Texto: Nayane Aleixo
Ilustração: Mileny Rodrigues
Em tempos de apagão pedagógico, quando cada vez menos pessoas sonham em ser professoras. Escutar a história da minha avó, Marlene Alaide Aleixo da Silva, foi como voltar ao centro de tudo: ao amor pelo ofício, à dedicação diária, e à vocação que sobrevive mesmo quando o mundo parece ir na direção contrária. Durante a conversa, fui surpreendida por detalhes que nunca tinha ouvido, por memórias que ela guarda como quem segura um diário com as duas mãos. Com voz firme, mas emocionada em muitos momentos, ela foi desfiando sua história como alguém que costura, ponto por ponto, a paixão de uma vida.
A conversa aconteceu sem pressa, como só as boas conversas sabem ser. Foi bonita e emocionante. A cada frase, transbordava dela o carinho por uma profissão que, apesar de tantas dificuldades, sempre lhe foi tão importante. Esse amor não é recente, tampouco silencioso, é algo que atravessa a forma como ela fala dos alunos, das escolas, das dificuldades, das pequenas vitórias que marcaram os seus dias em sala.

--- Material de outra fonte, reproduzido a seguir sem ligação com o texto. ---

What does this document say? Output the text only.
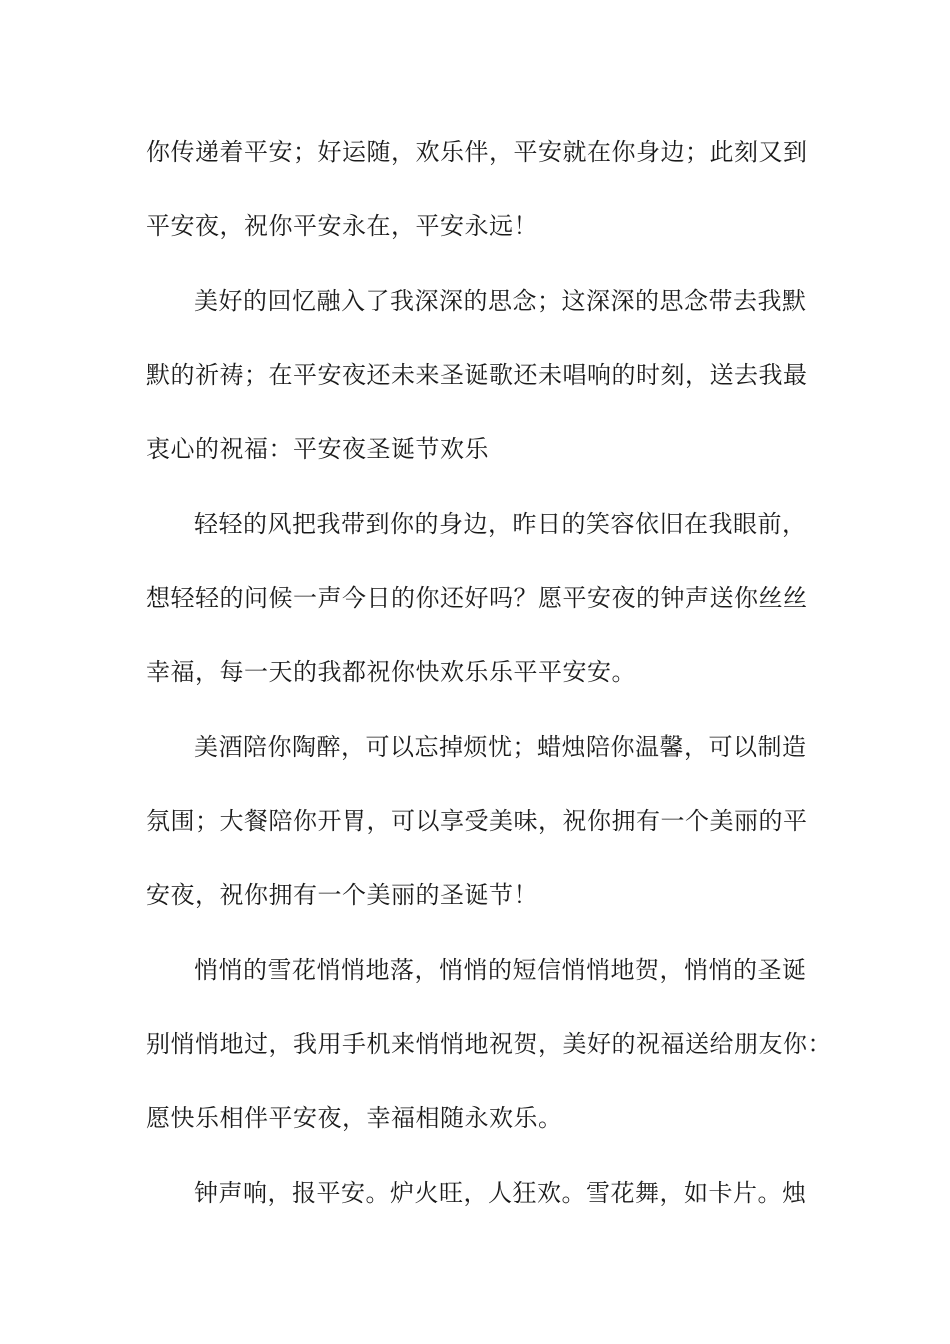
你传递着平安；好运随，欢乐伴，平安就在你身边；此刻又到
平安夜，祝你平安永在，平安永远！
美好的回忆融入了我深深的思念；这深深的思念带去我默
默的祈祷；在平安夜还未来圣诞歌还未唱响的时刻，送去我最
衷心的祝福：平安夜圣诞节欢乐
轻轻的风把我带到你的身边，昨日的笑容依旧在我眼前，
想轻轻的问候一声今日的你还好吗？愿平安夜的钟声送你丝丝
幸福，每一天的我都祝你快欢乐乐平平安安。
美酒陪你陶醉，可以忘掉烦忧；蜡烛陪你温馨，可以制造
氛围；大餐陪你开胃，可以享受美味，祝你拥有一个美丽的平
安夜，祝你拥有一个美丽的圣诞节！
悄悄的雪花悄悄地落，悄悄的短信悄悄地贺，悄悄的圣诞
别悄悄地过，我用手机来悄悄地祝贺，美好的祝福送给朋友你：
愿快乐相伴平安夜，幸福相随永欢乐。
钟声响，报平安。炉火旺，人狂欢。雪花舞，如卡片。烛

Nascida no interior de São Paulo, Marlene é a única filha de seis irmãos. Cresceu em uma casa simples, onde o afeto vinha mais do convívio entre os irmãos que da presença constante dos pais, sempre ocupados com o trabalho. Estudar era um luxo distante, e o sonho de ser professora parecia improvável. Começou a faculdade só depois dos vinte anos, numa rotina de conciliar os estudos com o trabalho e os filhos pequenos.
Ao longo da conversa, foi notável que tudo nela transborda afeto, pelo que viveu, pelas crianças que ensinou, pelos espaços onde passou. Guarda o primeiro dia como professora com nitidez comovente: foi em 3 de março de 1975, como substituta na Emei Lions Club e na Escola Estadual Torquato Minhoto. Ela tem certeza que lá sentem saudades da tia Marlene, e a lembrança dos reencontros com ex-alunos às vezes a emociona.
Contou sobre o período em que lecionou em uma escola rural onde havia apenas sete alunos, do primeiro ao terceiro ano. A estrada até lá era longa e incerta. O episódio mais marcante foi o dia do vazamento de gás de cozinha no carro adaptado pelo meu avô, que estourou. Só via criança correndo por meio do canavial. Marlene conta essa história rindo, e mesmo com tantos percalços, não desistiu. Pelo contrário, fazia a merenda, preparava os lanches e acolhia. “Às vezes, o simples gesto de oferecer um lanche era o que eles mais esperavam. Isso me fazia sentir que estava cumprindo minha missão”, conta com um brilho nostálgico nos olhos.

Foi preciso coragem para equilibrar as exigências do trabalho com as da maternidade, e, por vezes, abrir mão. Aposentou-se do Estado em 2012, mas nunca deixou de ser professora. Hoje, avó de três, segue ensinando. Seja nos resumos para as tarefas escolares, nos cochilos da tarde seguidos de pão na chapa, até nos ventiladores disputados durante os dias quentes. Há sempre algo que remete à sala de aula, mesmo dentro de casa. Ela transforma rotina em aprendizado, e até tarefa vira abraço.
Na verdade, nada do que ela disse me surpreendeu tanto. Cresci vendo minha avó ser apaixonada pelo que fazia, até meus oito anos, ela ainda lecionava. O que me impressiona é ver como essa paixão ainda permanece intacta.
Segurou o choro em vários momentos. No fim, sorriu e disse: “Ó, consegui não chorar”. Minha avó é assim, intensa e emotiva, mas firme. Relembrou os alunos com afeto, as famílias que confiavam nela, e até os desafios. “O que mais me tocava era quando eles conseguiam aprender algo que não imaginavam ser possível”.
Em um país onde cada vez mais professores se sentem desvalorizados, e o mundo parece esquecer o valor da sala de aula, minha avó é um lembrete de que a sala de aula continua sendo território de afeto e transformação. Ela não romantiza as dificuldades. Mas há em sua trajetória uma convicção serena de que valeu a pena insistir. E escutar tudo isso foi como entender de onde vem o meu próprio jeito de olhar o mundo, com esperança.